With the sale of the Walkway building downtown, the Nipissing District Housing Corporation (NDHC) will have a building reserve fund in excess of $1 million, according to audited financial statements.
The NDHC board has made a "conscious decision to move toward a strategy on developing housing — that we're short of," said NDHC Chair Dave Mendicino during the board's last meeting, and expects to "leverage some housing projects."
The NDHC is the housing services division under the umbrella of the District of Nipissing Social Services Administration Board (DNSSAB).
The strategy to leverage reserves has been on the DNSSAB's radar for some time. King spoke about the possibility following an unsuccessful application for funding to the Rapid Housing Initiative in March, affecting four potential projects in North Bay, Bonfield and Mattawa.
Rather than having $1 million in equity tied up in the downtown building, the staff from that satellite office has been relocated to City Hall and it was sold. Mendicino feels the NDHC is more accurately fulfilling its mandate by divesting the commercial space and focusing on housing.
The discussion took place as the NDHC received its annual financial statements from external auditor Dean Decaire of BDO Canada. Mendicino sought Decaire's opinion on how the housing strategy should be formed.
"What we said last year is the mandate of NDHC is to provide housing units to citizens. I would like to think [while operating in the public sector] you would constantly be aware of what the demand — or what the need is — throughout the communities you have buildings in and invest accordingly," responded Decaire.
"You do have north of one million dollars in monies to be redeployed into new projects," he continued. "I do believe you are not in the business of owning commercial properties. I do believe that you are in the business of construction of residential units, based on what the demand is. And, those can be geared-to-income units or they can be market units."
Decaire summed up his remarks, encouraging the board to "redeploy reserve funds," because NDHC holds "very little long-term debt," and it should "take advantage of opportunities to create new building portfolios for tenants where the demand exists, on a not-for-profit basis."
Later, during the full board meeting, DNSSAB Chair Mark shared some of the highlights of the discussion, including the recommendation from the financial auditors that DNSSAB continues to grow its reserves from the existing 10.5 per cent of the budget to as high as 25 per cent (or three months cash flow).
"While we all can agree that it's challenging to bring that percentage up," observed King, "I feel we should continue you to do this for three reasons: to ensure that we have adequate liquidity, to reduce the risk to the organization, and to be able to respond to responsibilities or opportunities.
"Those opportunities include putting forward a good case for federal funding opportunities to create housing. I know you all support that," King said to the board. "Without capital, applications for this funding have a reduced chance of success.

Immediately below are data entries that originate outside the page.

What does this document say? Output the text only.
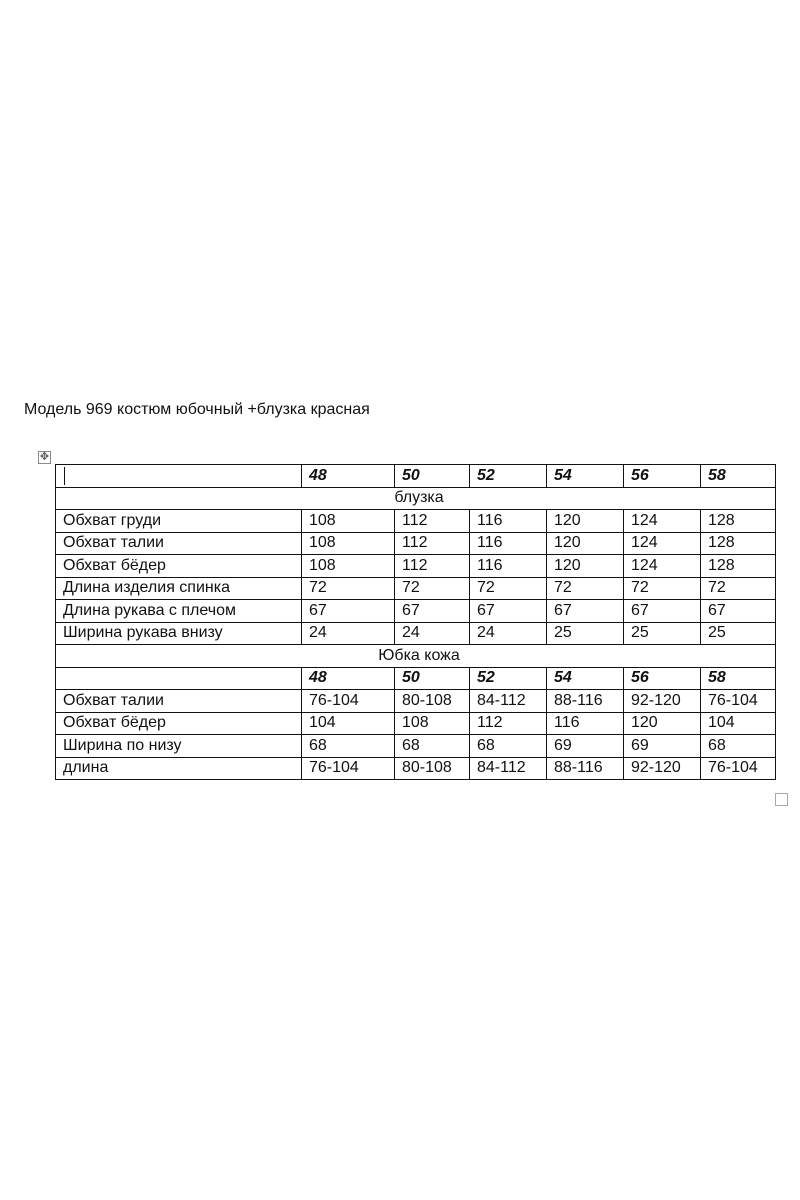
Модель 969 костюм юбочный +блузка красная
✥
	48	50	52	54	56	58
блузка						
Обхват груди	108	112	116	120	124	128
Обхват талии	108	112	116	120	124	128
Обхват бёдер	108	112	116	120	124	128
Длина изделия спинка	72	72	72	72	72	72
Длина рукава с плечом	67	67	67	67	67	67
Ширина рукава внизу	24	24	24	25	25	25
Юбка кожа						
	48	50	52	54	56	58
Обхват талии	76-104	80-108	84-112	88-116	92-120	76-104
Обхват бёдер	104	108	112	116	120	104
Ширина по низу	68	68	68	69	69	68
длина	76-104	80-108	84-112	88-116	92-120	76-104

Higher capital contributions also reduce the long-term costs of financing and, therefore, reduce the level of support required from the municipal levy for new housing."
As of this spring, there were over 700 applicants waiting for NDHC housing units.
King asked Decaire how the reserve funds could best be leveraged to address the housing situation.
"Your mandate is to provide places for people to live with low and moderate incomes," in the district, advised Decaire. "Looking at your financial statements, you are in an excellent position to access grant revenues. Right now, in Canada, the Liberal government has committed seven billion dollars over the next 10 years for social housing initiatives and mortgages at historically low rates."
Again, Decaire circled back to the question of demand.
"If the municipalities in the District of Nipissing are not meeting the demand for people with low and moderate incomes to have adequate shelter and housing, then you need to entertain new projects."
He added it is a complicated proposition with the state of building costs and the current real estate market.
"If you construct a new facility or apartment building, you're going to pay 120 or 130 per cent more than you would have two years ago," observed Decaire. "The cost of capital is cheap — you can borrow at two per cent — but you're paying 120 per cent because of things like lumber and steel and [lack of] access to contractors."
Decaire acknowledged all of these factors put the board in a position in which difficult decisions have to be made. The not-for-profit nature of the NDHC does provide an advantage over a private sector concerned more with rates of return than the housing corporation is with breaking even while offering subsidized and soft market rates, he added.
Board member Dan Roveda asked Decaire whether NDHC should build or buy with a plan to refurbish. Decaire encouraged the board to arrange presentations or ask questions with representatives of the construction, architecture and other associated industries to determine that.
"What is the best bet for you as a non-profit corporation? What you are trying to achieve is to put together the safest facility for tenants at subsidized rents," said Decaire. "The new build is expensive right now, for sure. Buying an existing apartment building — you will also pay 120 to 130 per cent more than what you would have two or three years ago. You're going to get caught either way.
"But, doing renovations is expensive. You might be able to save some money. The cost of capital is cheap right now because debt is cheap but I encourage you to have somebody in from the building sector to have a discussion with you."
In his remarks to the full board, King said he envisions the DNSSAB putting itself in a position to "leverage reserves with government funding and be able to create new housing. It makes sense to increase reserves while focusing on our core services of housing, child care, Ontario Works, and EMS."